Alcina has done well on record, with excellent versions including two conducted respectively by Richard Hickox and William Christie. Its popularity today stems from productions starring Joan Sutherland, who also recorded it (but not with period instruments). Magdalena Ko?ená is the latest in a distinguished line, and she is absolutely terrific. Over the course of six arias Alcina expresses a range of emotions, which Ko?ená conveys with brilliance and sensitivity. In ‘Di, cor mio’ she is almost kittenish, while stabbing violins and violas and a staccato bass line anticipate her anguished cries of ‘Perché?’ (‘Why?’) in ‘Ah, mio cor!’, a word that recurs in ‘Ombre pallide’. The despair of the latter aria is even more intense in the preceding accompagnato, where the shifting tonalities and the strange phrases in unison with unaccompanied violins indicate a disordered mind. In Alcina’s last aria, a siciliana in F sharp minor, Handel unexpectedly and sublimely moves to the tonic major for the B section. Here, as throughout, the shaping of Ko?ená’s phrasing, her intensity and her care for the words are beyond praise.

 

Ruggiero, a castrato role, is well sung by Anna Bonitatibus. ‘Verdi prati’, where Ruggiero sadly contemplates the impending dissolution of the beautiful surroundings, is all the more effective for the simplicity of her delivery. ‘Sta nell’Ircana’ is exciting, but here she is outclassed by Della Jones on the Hickox recording: some of the best Handel singing you will hear anywhere, abetted by a pair of properly prominent high horns. As Bradamante, who is reunited with Ruggiero by the end, Elizabeth DeShong is spirited in ‘È gelosia’ and wrathful in ‘Vorrei vendicarmi’: two D major arias taken very fast, with spot-on chains of semiquavers. Bradamante’s gentler side comes out in ‘All’alma fedel’, DeShong spinning a long, flowing line. Morgana, Alcina’s hapless sister, who falls in love with the disguised Bradamante, gives Oronte a hard time and ends up with no one, has three arias. Two feature a solo instrument, respectively a violin and a cello: Alice Piérot introduces unexaggerated rubato to ‘Ama, sospira’, while Gauthier Broutin brings a Bachian sensibility to

 

Credete al mio dolore’. Handel also gives Morgana the plum that concludes the first act, ‘Tornami a vagheggiar’: I particularly liked the way Erin Morley alternates staccato and legato on the prolonged last syllable of ‘vagheggiar’. There are fine contributions, too, from Valerio Contaldo and Alex Rosen.
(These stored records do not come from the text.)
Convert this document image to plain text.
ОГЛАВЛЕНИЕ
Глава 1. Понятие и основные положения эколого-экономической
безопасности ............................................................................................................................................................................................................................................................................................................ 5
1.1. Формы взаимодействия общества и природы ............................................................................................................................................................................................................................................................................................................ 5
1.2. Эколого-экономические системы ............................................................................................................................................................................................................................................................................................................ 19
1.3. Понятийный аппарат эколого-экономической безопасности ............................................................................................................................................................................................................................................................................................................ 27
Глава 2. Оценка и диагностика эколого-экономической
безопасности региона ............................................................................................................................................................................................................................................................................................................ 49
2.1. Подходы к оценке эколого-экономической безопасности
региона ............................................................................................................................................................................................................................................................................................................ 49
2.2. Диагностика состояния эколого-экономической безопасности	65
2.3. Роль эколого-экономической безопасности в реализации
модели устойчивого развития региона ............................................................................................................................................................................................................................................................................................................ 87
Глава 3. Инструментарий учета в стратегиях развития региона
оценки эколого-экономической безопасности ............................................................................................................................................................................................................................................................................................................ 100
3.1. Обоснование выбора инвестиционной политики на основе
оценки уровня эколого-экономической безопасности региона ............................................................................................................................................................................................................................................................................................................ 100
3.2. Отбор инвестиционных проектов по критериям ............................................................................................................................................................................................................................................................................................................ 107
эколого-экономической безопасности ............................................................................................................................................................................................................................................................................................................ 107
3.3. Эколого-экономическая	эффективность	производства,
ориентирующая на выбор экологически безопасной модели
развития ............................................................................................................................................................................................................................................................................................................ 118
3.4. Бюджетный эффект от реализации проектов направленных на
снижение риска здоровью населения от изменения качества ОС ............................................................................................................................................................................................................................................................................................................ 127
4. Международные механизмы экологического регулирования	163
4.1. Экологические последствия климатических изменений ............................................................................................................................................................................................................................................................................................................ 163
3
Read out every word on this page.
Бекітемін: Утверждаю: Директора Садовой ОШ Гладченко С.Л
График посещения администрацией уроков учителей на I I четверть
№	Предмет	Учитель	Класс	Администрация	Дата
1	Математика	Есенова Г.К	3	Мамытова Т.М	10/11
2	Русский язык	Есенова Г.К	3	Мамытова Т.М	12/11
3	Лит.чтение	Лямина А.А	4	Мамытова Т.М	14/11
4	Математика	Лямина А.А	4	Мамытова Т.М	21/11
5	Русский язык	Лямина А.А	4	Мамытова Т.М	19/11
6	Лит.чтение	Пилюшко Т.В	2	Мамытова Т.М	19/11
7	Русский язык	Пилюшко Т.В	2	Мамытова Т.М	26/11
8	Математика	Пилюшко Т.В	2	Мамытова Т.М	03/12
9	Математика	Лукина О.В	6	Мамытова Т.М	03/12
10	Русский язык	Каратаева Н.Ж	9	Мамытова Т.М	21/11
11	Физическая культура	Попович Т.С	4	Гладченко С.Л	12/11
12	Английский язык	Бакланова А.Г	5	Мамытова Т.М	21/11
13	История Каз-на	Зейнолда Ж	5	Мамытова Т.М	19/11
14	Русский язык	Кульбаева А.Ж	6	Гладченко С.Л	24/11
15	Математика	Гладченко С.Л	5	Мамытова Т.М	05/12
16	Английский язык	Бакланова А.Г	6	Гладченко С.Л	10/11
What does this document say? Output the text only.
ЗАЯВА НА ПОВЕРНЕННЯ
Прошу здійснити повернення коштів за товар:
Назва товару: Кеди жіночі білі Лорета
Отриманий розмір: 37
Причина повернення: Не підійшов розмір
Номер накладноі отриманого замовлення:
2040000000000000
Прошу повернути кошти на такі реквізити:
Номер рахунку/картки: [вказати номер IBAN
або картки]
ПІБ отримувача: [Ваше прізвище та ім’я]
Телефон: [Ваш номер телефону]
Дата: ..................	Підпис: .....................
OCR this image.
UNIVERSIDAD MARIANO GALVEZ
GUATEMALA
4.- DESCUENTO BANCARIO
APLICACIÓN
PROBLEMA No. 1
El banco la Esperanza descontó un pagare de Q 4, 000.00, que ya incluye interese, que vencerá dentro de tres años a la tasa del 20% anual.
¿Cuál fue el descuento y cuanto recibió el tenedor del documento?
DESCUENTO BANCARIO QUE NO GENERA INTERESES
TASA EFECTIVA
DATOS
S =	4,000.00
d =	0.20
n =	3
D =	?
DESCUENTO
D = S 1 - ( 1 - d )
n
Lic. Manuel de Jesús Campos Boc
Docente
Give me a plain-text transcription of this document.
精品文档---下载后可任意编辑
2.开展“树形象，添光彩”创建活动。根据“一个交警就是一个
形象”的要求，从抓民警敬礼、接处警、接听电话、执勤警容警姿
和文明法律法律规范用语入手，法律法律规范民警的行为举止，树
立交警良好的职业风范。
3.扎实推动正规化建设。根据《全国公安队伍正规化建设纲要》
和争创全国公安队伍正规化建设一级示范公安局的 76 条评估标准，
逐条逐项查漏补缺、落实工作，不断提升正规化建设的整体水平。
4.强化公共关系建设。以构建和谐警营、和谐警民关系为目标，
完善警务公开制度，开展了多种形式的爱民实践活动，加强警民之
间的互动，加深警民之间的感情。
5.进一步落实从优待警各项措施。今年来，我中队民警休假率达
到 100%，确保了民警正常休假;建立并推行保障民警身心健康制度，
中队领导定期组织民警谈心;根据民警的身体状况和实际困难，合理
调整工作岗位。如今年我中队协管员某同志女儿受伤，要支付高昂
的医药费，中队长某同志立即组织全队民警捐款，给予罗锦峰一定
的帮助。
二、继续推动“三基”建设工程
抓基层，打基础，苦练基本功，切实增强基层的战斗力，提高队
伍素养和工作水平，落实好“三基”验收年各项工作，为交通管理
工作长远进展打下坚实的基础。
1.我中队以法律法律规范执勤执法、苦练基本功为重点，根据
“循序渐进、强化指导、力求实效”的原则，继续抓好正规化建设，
The countertenor Alois Mühlbacher sings sweetly as the boy Oberto, a part he took as a treble on the Minkowski DVD (ArtHaus Musik, 12/11), though I did wonder why it was necessary to transpose two of his three arias down a tone.

 

Under Marc Minkowski’s inspired direction the orchestra is fully part of the drama: just listen to the violence of the repeated quavers at the beginning of Alcina’s accompagnato ‘Ah! Ruggiero crudel’. The version is that of 1735, played complete with just a few repeats omitted in the dances. There are no trumpets in the score: the names in the booklet presumably belong to the unmentioned horn players. And, as hinted above, there is no synopsis. But this is an excellent set that will give much pleasure.